When I first found out that one of the required textbooks for my English class was a children's book, I didn't know what to expect. I wondered how stories intended for little kids could possibly have enough rhetorical importance to be used in a college-level course. Slightly doubtful, I decided to give Tales from Outer Suburbia a shot, so I went to the student bookstore and bought it. In new condition. In hardback. For the sake of cost, if there isn't a used copy available, I usually won't buy it and just spend the semester mooching off of the library or a fellow classmate. However, given that this was in fact a picture book, I decided I could swing it.

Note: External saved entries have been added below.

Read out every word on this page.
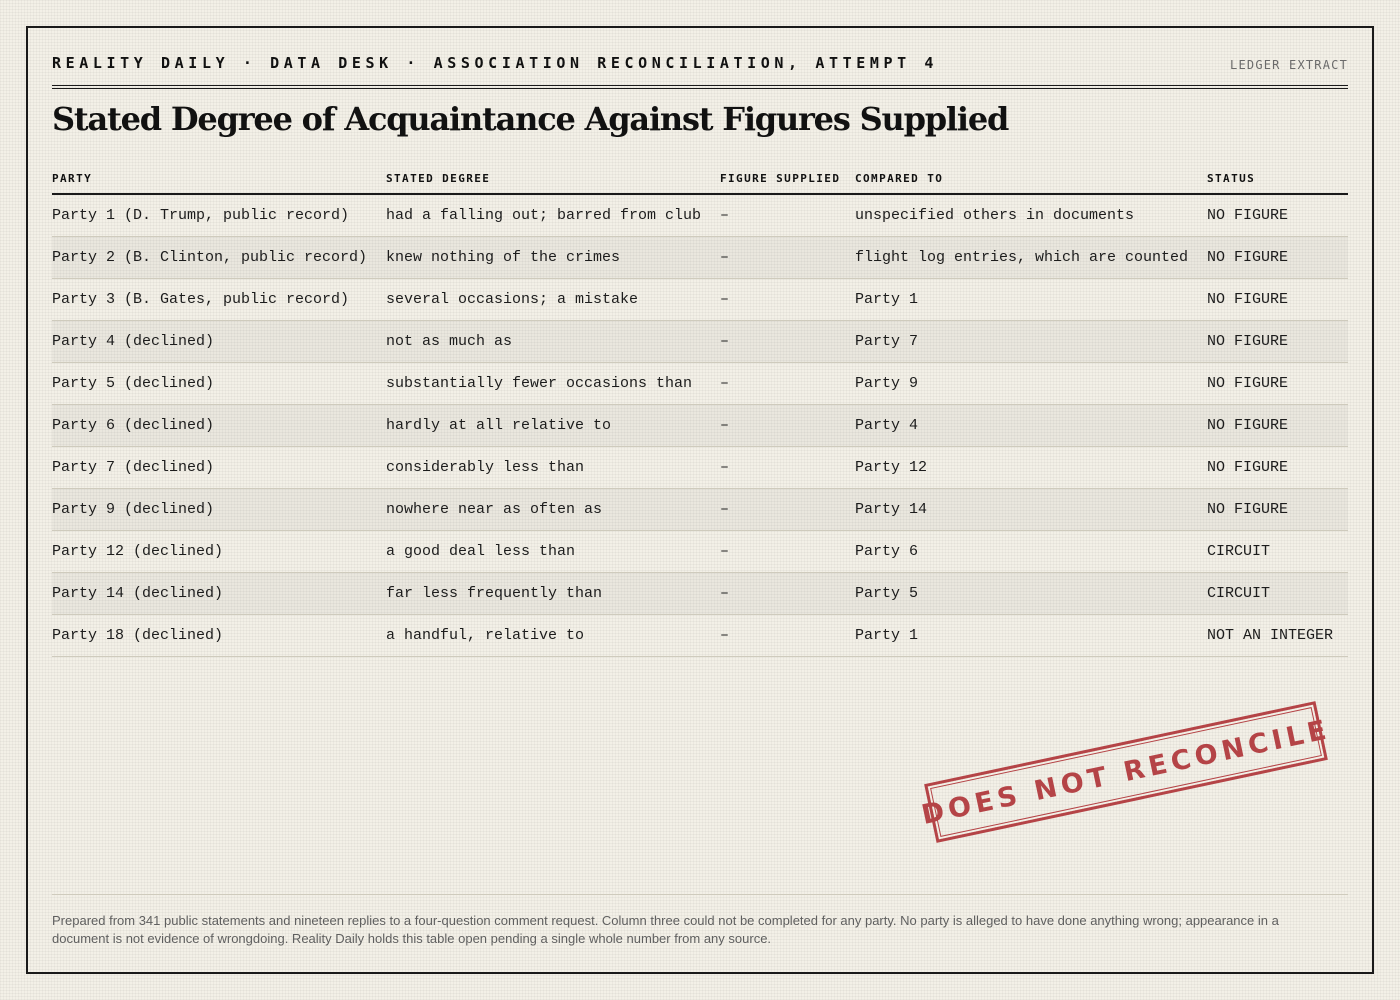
REALITY DAILY · DATA DESK · ASSOCIATION RECONCILIATION, ATTEMPT 4	LEDGER EXTRACT
Stated Degree of Acquaintance Against Figures Supplied
PARTY	STATED DEGREE	FIGURE SUPPLIED	COMPARED TO	STATUS
Party 1 (D. Trump, public record)	had a falling out; barred from club	–	unspecified others in documents	NO FIGURE
Party 2 (B. Clinton, public record)	knew nothing of the crimes	–	flight log entries, which are counted	NO FIGURE
Party 3 (B. Gates, public record)	several occasions; a mistake	–	Party 1	NO FIGURE
Party 4 (declined)	not as much as	–	Party 7	NO FIGURE
Party 5 (declined)	substantially fewer occasions than	–	Party 9	NO FIGURE
Party 6 (declined)	hardly at all relative to	–	Party 4	NO FIGURE
Party 7 (declined)	considerably less than	–	Party 12	NO FIGURE
Party 9 (declined)	nowhere near as often as	–	Party 14	NO FIGURE
Party 12 (declined)	a good deal less than	–	Party 6	CIRCUIT
Party 14 (declined)	far less frequently than	–	Party 5	CIRCUIT
Party 18 (declined)	a handful, relative to	–	Party 1	NOT AN INTEGER
DOES NOT RECONCILE

Prepared from 341 public statements and nineteen replies to a four-question comment request. Column three could not be completed for any party. No party is alleged to have done anything wrong; appearance in a document is not evidence of wrongdoing. Reality Daily holds this table open pending a single whole number from any source.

Even though Shaun Tan's Tales From Outer Suburbia can be found in the juvenile fiction section of the library, it is a book that can be enjoyed by adults and children alike. First and foremost, the illustrations are almost surreal and fantastic as the stories themselves. Often, they add to the rhetoric, as seen in "Distant Rain", where the story itself is written on scraps of paper. Or "The Amnesia Machine" which is framed by fictional newspaper clippings, adding to the editorial and almost informative nature of the story.
The whimsical stories are narrated as though they are being retold by a child to a group of friends, and although they are seemingly simple and straightforward, they are a lot more profound and mature under the surface.I found that if I really dug deep enough, I could extract relevant and life lessons that led to moments of introspection beyond what I would expect from a child's book.
Illustration from "Distant Rain"
While this book was an eccentric choice as a school textbook, it has definitely been effective. It makes our class assignments more interesting, because the stories really do make you think, and they can be interpreted in so many different ways that when I hear what a classmate has to say about a particular story, it really gives me an entirely new perspective to consider.